A coil of radius R carries a current I. Another concentric coil of radius r ( r < < R) carries current $\frac{I}{2}$. Initially planes of the two coils are mutually perpendicular and both the coils are free to rotate with M and m respectively (m < M). During the subsequent motion, let $K_{1}and{K}_2$ be the maximum kinetic energies of the two coils respectively and let $U$ be the magnitude of maximum potential energy of magnetic interaction of the system of the coils.
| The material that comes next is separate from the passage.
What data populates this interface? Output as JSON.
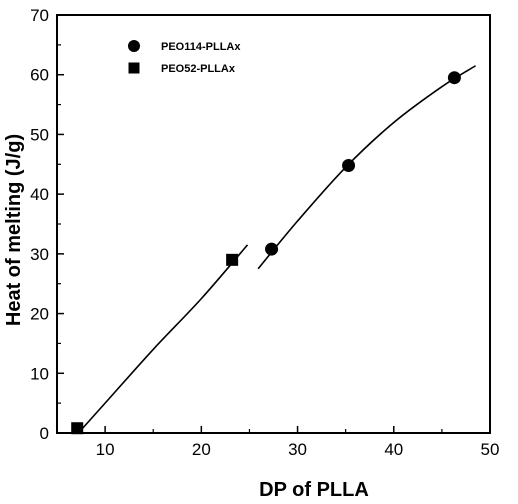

Choose the correct options :

• A. $\frac{K_1}{K_2}=\frac{M}{m}{\left(\frac{R}{r}\right)}^2$
• B. $K_1=\frac{Um{r}^2}{m{r}^2+M{R}^2},K_2=\frac{UM{R}^2}{m{r}^2+M{R}^2}$
• C. $U=\frac{{\mu }_0\pi I^2.r^2}{4R}$
• D. $K_2>>K_1$

Answer 1

Answer: (B), (C), (D)

The correct options are
B $K_1=\frac{Um{r}^2}{m{r}^2+M{R}^2},K_2=\frac{UM{R}^2}{m{r}^2+M{R}^2}$
C $U=\frac{{\mu }_0\pi I^2.r^2}{4R}$
D $K_2>>K_1$

Magnetic field at the centre due to circular ring of radius $R$ carrying current $I$

$B=\frac{{\mu }_0{I}_2}{2R}$. . . . .(1)

The dipole moment of circle of radius $r$ carrying current $\frac{I}{2}$ is,

$\mu =\pi r^2.\frac{I}{2}=\frac{\pi r^{2}I}{2}$. . . . .(2)

Initial potential energy,

$U_i=-\mu Bcos\theta =\mu Bcos{90}^0=0$

Final potential energy in magnetic field,

$U_f=-\mu B=\frac{{\mu }_0\pi r^2{I}^2}{4R}$ (by putting the value of $B$ and $\mu$ )
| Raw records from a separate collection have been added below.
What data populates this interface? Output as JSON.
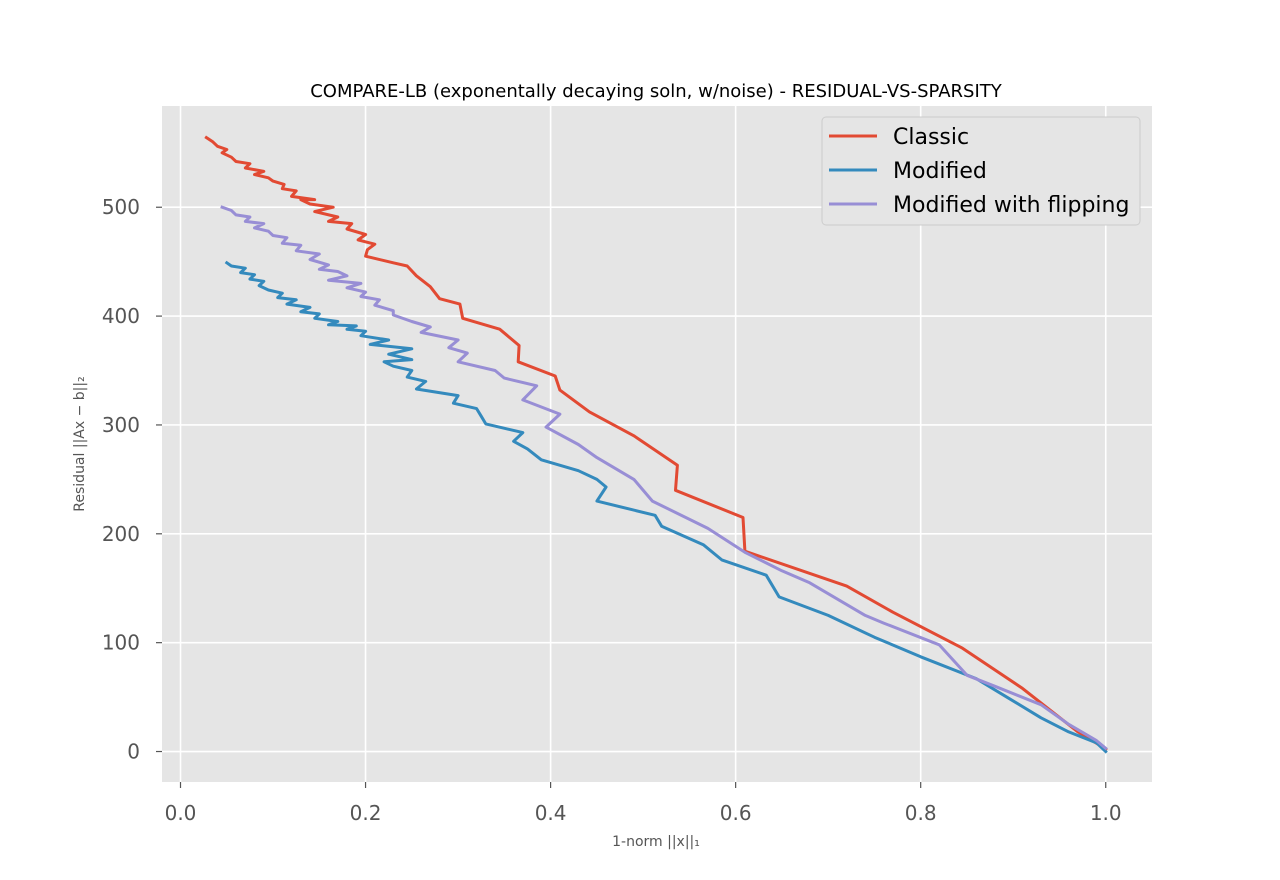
{
  "chart_data": {
    "type": "line",
    "title": "COMPARE-LB (exponentally decaying soln, w/noise) - RESIDUAL-VS-SPARSITY",
    "xlabel": "1-norm ||x||₁",
    "ylabel": "Residual ||Ax − b||₂",
    "xlim": [
      -0.02,
      1.05
    ],
    "ylim": [
      -28,
      593
    ],
    "xticks": [
      0.0,
      0.2,
      0.4,
      0.6,
      0.8,
      1.0
    ],
    "xtick_labels": [
      "0.0",
      "0.2",
      "0.4",
      "0.6",
      "0.8",
      "1.0"
    ],
    "yticks": [
      0,
      100,
      200,
      300,
      400,
      500
    ],
    "ytick_labels": [
      "0",
      "100",
      "200",
      "300",
      "400",
      "500"
    ],
    "grid": true,
    "legend_position": "top-right",
    "series": [
      {
        "name": "Classic",
        "color": "#e24a33",
        "points": [
          [
            1.0,
            2
          ],
          [
            0.995,
            5
          ],
          [
            0.97,
            18
          ],
          [
            0.94,
            38
          ],
          [
            0.91,
            58
          ],
          [
            0.845,
            95
          ],
          [
            0.77,
            128
          ],
          [
            0.72,
            152
          ],
          [
            0.61,
            184
          ],
          [
            0.608,
            215
          ],
          [
            0.535,
            240
          ],
          [
            0.537,
            263
          ],
          [
            0.49,
            290
          ],
          [
            0.442,
            312
          ],
          [
            0.41,
            332
          ],
          [
            0.405,
            345
          ],
          [
            0.365,
            358
          ],
          [
            0.366,
            373
          ],
          [
            0.345,
            388
          ],
          [
            0.305,
            398
          ],
          [
            0.302,
            411
          ],
          [
            0.28,
            416
          ],
          [
            0.27,
            427
          ],
          [
            0.255,
            437
          ],
          [
            0.245,
            446
          ],
          [
            0.23,
            449
          ],
          [
            0.2,
            455
          ],
          [
            0.202,
            461
          ],
          [
            0.21,
            466
          ],
          [
            0.192,
            470
          ],
          [
            0.2,
            475
          ],
          [
            0.18,
            480
          ],
          [
            0.185,
            485
          ],
          [
            0.16,
            487
          ],
          [
            0.17,
            491
          ],
          [
            0.145,
            496
          ],
          [
            0.165,
            500
          ],
          [
            0.14,
            503
          ],
          [
            0.13,
            507
          ],
          [
            0.145,
            507
          ],
          [
            0.12,
            510
          ],
          [
            0.125,
            515
          ],
          [
            0.11,
            517
          ],
          [
            0.112,
            521
          ],
          [
            0.1,
            524
          ],
          [
            0.095,
            527
          ],
          [
            0.08,
            530
          ],
          [
            0.09,
            533
          ],
          [
            0.07,
            536
          ],
          [
            0.075,
            540
          ],
          [
            0.06,
            542
          ],
          [
            0.055,
            546
          ],
          [
            0.045,
            550
          ],
          [
            0.05,
            553
          ],
          [
            0.04,
            556
          ],
          [
            0.035,
            560
          ],
          [
            0.028,
            564
          ]
        ]
      },
      {
        "name": "Modified",
        "color": "#348abd",
        "points": [
          [
            1.0,
            0
          ],
          [
            0.99,
            8
          ],
          [
            0.96,
            18
          ],
          [
            0.93,
            31
          ],
          [
            0.895,
            49
          ],
          [
            0.86,
            67
          ],
          [
            0.8,
            87
          ],
          [
            0.75,
            105
          ],
          [
            0.7,
            125
          ],
          [
            0.647,
            142
          ],
          [
            0.633,
            162
          ],
          [
            0.585,
            176
          ],
          [
            0.565,
            190
          ],
          [
            0.52,
            207
          ],
          [
            0.513,
            217
          ],
          [
            0.45,
            230
          ],
          [
            0.46,
            243
          ],
          [
            0.45,
            250
          ],
          [
            0.43,
            258
          ],
          [
            0.39,
            268
          ],
          [
            0.375,
            278
          ],
          [
            0.36,
            285
          ],
          [
            0.37,
            293
          ],
          [
            0.33,
            301
          ],
          [
            0.325,
            308
          ],
          [
            0.32,
            315
          ],
          [
            0.295,
            320
          ],
          [
            0.3,
            327
          ],
          [
            0.255,
            333
          ],
          [
            0.265,
            340
          ],
          [
            0.245,
            344
          ],
          [
            0.25,
            350
          ],
          [
            0.23,
            354
          ],
          [
            0.22,
            358
          ],
          [
            0.25,
            360
          ],
          [
            0.225,
            365
          ],
          [
            0.25,
            370
          ],
          [
            0.205,
            374
          ],
          [
            0.225,
            378
          ],
          [
            0.195,
            382
          ],
          [
            0.2,
            386
          ],
          [
            0.18,
            388
          ],
          [
            0.19,
            391
          ],
          [
            0.16,
            392
          ],
          [
            0.17,
            395
          ],
          [
            0.145,
            398
          ],
          [
            0.15,
            402
          ],
          [
            0.13,
            404
          ],
          [
            0.14,
            408
          ],
          [
            0.115,
            411
          ],
          [
            0.125,
            415
          ],
          [
            0.105,
            417
          ],
          [
            0.11,
            421
          ],
          [
            0.095,
            424
          ],
          [
            0.085,
            428
          ],
          [
            0.09,
            432
          ],
          [
            0.075,
            434
          ],
          [
            0.08,
            438
          ],
          [
            0.065,
            440
          ],
          [
            0.07,
            444
          ],
          [
            0.055,
            446
          ],
          [
            0.05,
            449
          ]
        ]
      },
      {
        "name": "Modified with flipping",
        "color": "#988ed5",
        "points": [
          [
            1.0,
            3
          ],
          [
            0.99,
            10
          ],
          [
            0.96,
            25
          ],
          [
            0.93,
            43
          ],
          [
            0.88,
            60
          ],
          [
            0.85,
            70
          ],
          [
            0.82,
            98
          ],
          [
            0.76,
            118
          ],
          [
            0.74,
            125
          ],
          [
            0.68,
            155
          ],
          [
            0.65,
            166
          ],
          [
            0.61,
            183
          ],
          [
            0.57,
            205
          ],
          [
            0.51,
            230
          ],
          [
            0.49,
            250
          ],
          [
            0.45,
            270
          ],
          [
            0.43,
            282
          ],
          [
            0.395,
            298
          ],
          [
            0.41,
            310
          ],
          [
            0.37,
            323
          ],
          [
            0.385,
            336
          ],
          [
            0.35,
            343
          ],
          [
            0.34,
            350
          ],
          [
            0.3,
            358
          ],
          [
            0.31,
            366
          ],
          [
            0.29,
            371
          ],
          [
            0.3,
            378
          ],
          [
            0.26,
            385
          ],
          [
            0.27,
            390
          ],
          [
            0.25,
            395
          ],
          [
            0.23,
            401
          ],
          [
            0.23,
            405
          ],
          [
            0.21,
            410
          ],
          [
            0.215,
            415
          ],
          [
            0.195,
            418
          ],
          [
            0.2,
            422
          ],
          [
            0.18,
            426
          ],
          [
            0.195,
            430
          ],
          [
            0.16,
            433
          ],
          [
            0.18,
            437
          ],
          [
            0.17,
            441
          ],
          [
            0.15,
            443
          ],
          [
            0.16,
            447
          ],
          [
            0.14,
            452
          ],
          [
            0.15,
            457
          ],
          [
            0.125,
            460
          ],
          [
            0.13,
            465
          ],
          [
            0.11,
            467
          ],
          [
            0.115,
            472
          ],
          [
            0.1,
            474
          ],
          [
            0.095,
            478
          ],
          [
            0.08,
            481
          ],
          [
            0.09,
            485
          ],
          [
            0.07,
            487
          ],
          [
            0.075,
            491
          ],
          [
            0.06,
            493
          ],
          [
            0.055,
            497
          ],
          [
            0.045,
            500
          ]
        ]
      }
    ]
  }
}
Change in potential energy in magnetic field,

$\Delta U=|U_f-U_i|=\mu B$

$\Delta U=\frac{{\mu }_0\pi r^2{I}^2}{4R}=U$ which convert into kinetic energy.. . . . .(3)

In rotational mechanics,

by conservation of angular momentum,

$i_1{\omega }_1=i_2{\omega }_2$, where here, $i_1$ and $i_2$ are moment of inertia of radius of circle $R$ and $r$ respectively

${\omega }_1=\frac{i_2{\omega }_2}{i_2}$

Conservation of energy,

$\frac{1}{2}{i}_1{\omega }_1^2+\frac{1}{2}{i}_2{\omega }_2^2=\Delta U=U$. . . . .(4)

put the value of ${\omega }_1$ in the above equation, we get,

$\frac{1}{2}{i}_2{\omega }_2^2=\frac{i_1\Delta U}{i_1+i_2}=K_2$(Kinetic energy of small ring). . . . . .(5)

moment of inertia of ring of radius $R$ is

$i_1=\frac{1}{2}M{R}^2$

moment of inertia of ring of radius $r$ is,

$i_2=\frac{1}{2}m{r}^2$

Put the value of $i_1$,$i_2$ and $\Delta U$ in equation (4), we get

$K_2=\frac{UM{R}^2}{M{R}^2+m{r}^2}$

Put $K_2$ in the equation (4), we get

$K_1=\frac{1}{2}{i}_1{\omega }_1=\frac{Um{r}^2}{M{R}^2+m{r}^2}$

Given, $M>m$ and $R>r$

Kinetic energy of ring is depended on mass and radius,

So, $K_2>>K_1$

Thus, the correct answer is B, C and D.